R – MGTwitterEngine and iPhone

iphonemgtwitterengineobjective ctwitter

I downloaded MGTwitterEngine and added to my iPhone project. It's connecting and getting statues I can tell from dumping them into an NSLog. But, I can't figure out how how I need to parse the calls so I can add them to a table. They are returned as an NSString and look like this:

      {
    "created_at" = 2009-07-25 15:28:41 -0500;
    favorited = 0;
    id = 65;
    source = "<a href=\"http://twitter.com/\">Twitter</a>";
    "source_api_request_type" = 0;
    text = "The wolf shirt strikes again!! #sdcc :P http://twitpic.com/blz4b";
    truncated = 0;
    user =         {
        "created_at" = "Sat Jul 25 20:34:33 +0000 2009";
        description = "Host of Tekzilla on Revision3 and Qore on PSN. Also, a geek.";
        "favourites_count" = 0;
        "followers_count" = 0;
        following = false;
        "friends_count" = 0;
        id = 5;
        location = "San Francisco";
        name = "Veronica Belmont";
        notifications = false;
        "profile_background_tile" = false;
        "profile_image_url" = "http://blabnow.com/avatar/Twitter_10350_new_twitter_normal.jpg";
        protected = 0;
        "screen_name" = Veronica;
        "statuses_count" = 2;
        "time_zone" = UTC;
        url = "http://www.veronicabelmont.com";
        "utc_offset" = 0;
    };

Anybody used this that can tell me how everyone else uses it in their project?

Thanks

Best Answer

What you are seeing in your console is an NSLog of an NSDictionary and not an NSString. From Matt Gemmell's MGTwitterEngine Readme:

The values sent to these methods are all NSArrays containing an NSDictionary for each status or user or direct message, with sub-dictionaries if necessary (for example, the timeline methods usually return statuses, each of which has a sub-dictionary giving information about the user who posted that status).

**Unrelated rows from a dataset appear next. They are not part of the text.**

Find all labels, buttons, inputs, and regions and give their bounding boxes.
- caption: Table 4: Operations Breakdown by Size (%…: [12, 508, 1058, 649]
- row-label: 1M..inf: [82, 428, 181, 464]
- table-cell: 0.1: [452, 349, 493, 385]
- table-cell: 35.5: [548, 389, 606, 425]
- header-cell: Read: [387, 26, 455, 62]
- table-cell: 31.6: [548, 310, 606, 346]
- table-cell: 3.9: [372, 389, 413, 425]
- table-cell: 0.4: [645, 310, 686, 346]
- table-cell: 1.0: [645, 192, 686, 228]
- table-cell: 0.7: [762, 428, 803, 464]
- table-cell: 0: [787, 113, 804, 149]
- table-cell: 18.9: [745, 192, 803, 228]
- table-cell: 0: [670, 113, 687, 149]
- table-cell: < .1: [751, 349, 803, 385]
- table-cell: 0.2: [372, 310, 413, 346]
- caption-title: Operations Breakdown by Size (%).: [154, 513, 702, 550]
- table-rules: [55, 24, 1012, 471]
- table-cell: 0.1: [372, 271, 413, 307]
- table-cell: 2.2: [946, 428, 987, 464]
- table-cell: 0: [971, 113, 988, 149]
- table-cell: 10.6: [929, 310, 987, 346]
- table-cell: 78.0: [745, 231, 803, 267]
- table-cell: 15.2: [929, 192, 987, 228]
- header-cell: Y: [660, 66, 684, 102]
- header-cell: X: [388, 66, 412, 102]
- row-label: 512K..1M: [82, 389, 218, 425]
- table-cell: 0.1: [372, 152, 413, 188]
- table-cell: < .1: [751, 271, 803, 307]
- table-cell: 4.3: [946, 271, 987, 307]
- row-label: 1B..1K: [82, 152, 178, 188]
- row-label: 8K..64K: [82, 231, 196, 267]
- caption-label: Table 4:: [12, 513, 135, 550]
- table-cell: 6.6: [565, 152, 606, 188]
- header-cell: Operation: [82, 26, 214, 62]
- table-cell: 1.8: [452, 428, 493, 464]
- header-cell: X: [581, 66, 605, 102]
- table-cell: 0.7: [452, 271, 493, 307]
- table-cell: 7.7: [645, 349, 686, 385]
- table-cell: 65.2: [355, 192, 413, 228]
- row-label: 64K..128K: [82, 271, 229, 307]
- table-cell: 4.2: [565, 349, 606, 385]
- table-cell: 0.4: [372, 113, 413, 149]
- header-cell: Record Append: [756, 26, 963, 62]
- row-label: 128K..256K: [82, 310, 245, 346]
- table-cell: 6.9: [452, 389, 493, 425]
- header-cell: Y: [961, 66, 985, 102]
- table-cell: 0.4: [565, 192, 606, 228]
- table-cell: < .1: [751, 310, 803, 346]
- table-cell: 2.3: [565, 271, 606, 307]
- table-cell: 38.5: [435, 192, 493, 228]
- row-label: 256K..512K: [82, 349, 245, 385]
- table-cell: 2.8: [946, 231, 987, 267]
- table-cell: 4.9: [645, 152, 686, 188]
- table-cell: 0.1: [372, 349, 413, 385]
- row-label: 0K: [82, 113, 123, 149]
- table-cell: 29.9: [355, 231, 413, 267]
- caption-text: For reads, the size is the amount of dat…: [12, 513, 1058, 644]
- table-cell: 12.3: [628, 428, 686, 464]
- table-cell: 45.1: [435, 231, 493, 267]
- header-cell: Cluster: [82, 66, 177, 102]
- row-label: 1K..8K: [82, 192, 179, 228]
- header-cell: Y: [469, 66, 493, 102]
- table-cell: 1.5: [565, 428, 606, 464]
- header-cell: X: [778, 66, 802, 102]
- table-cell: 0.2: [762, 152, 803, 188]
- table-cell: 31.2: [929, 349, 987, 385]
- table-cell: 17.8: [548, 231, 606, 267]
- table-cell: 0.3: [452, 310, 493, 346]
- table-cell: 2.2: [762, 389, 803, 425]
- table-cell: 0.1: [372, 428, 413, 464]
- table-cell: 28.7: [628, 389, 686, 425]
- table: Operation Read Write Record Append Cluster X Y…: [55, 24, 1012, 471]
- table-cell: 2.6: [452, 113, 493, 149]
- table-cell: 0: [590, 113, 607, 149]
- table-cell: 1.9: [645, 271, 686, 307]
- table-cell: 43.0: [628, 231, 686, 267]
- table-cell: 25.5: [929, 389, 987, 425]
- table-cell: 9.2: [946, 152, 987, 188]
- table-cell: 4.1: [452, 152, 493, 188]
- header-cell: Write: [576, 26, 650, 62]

So whatever object you passed to your NSLog() statement is actually a dictionary and you can access the fields with a call to:

NSString *createdAtDate = [record valueForKey:@"created_at"];
NSString *source = [record valueForKey:@"source"];
// etc...

Where record is the object. Keep in mind that the user field is a sub-dictionary. You access it this way:

NSDictionary *userDict = [record valueForKey:@"user"];
NSString *name = [userDict valueForKey:@"name"];
NSString *location = [userDict valueForKey:@"location"];
// etc...

You could actually use the NSArray returned in the request as your table view's data source and then just extract the one you need by the index in your -cellForRowAtIndexPath table view delegate.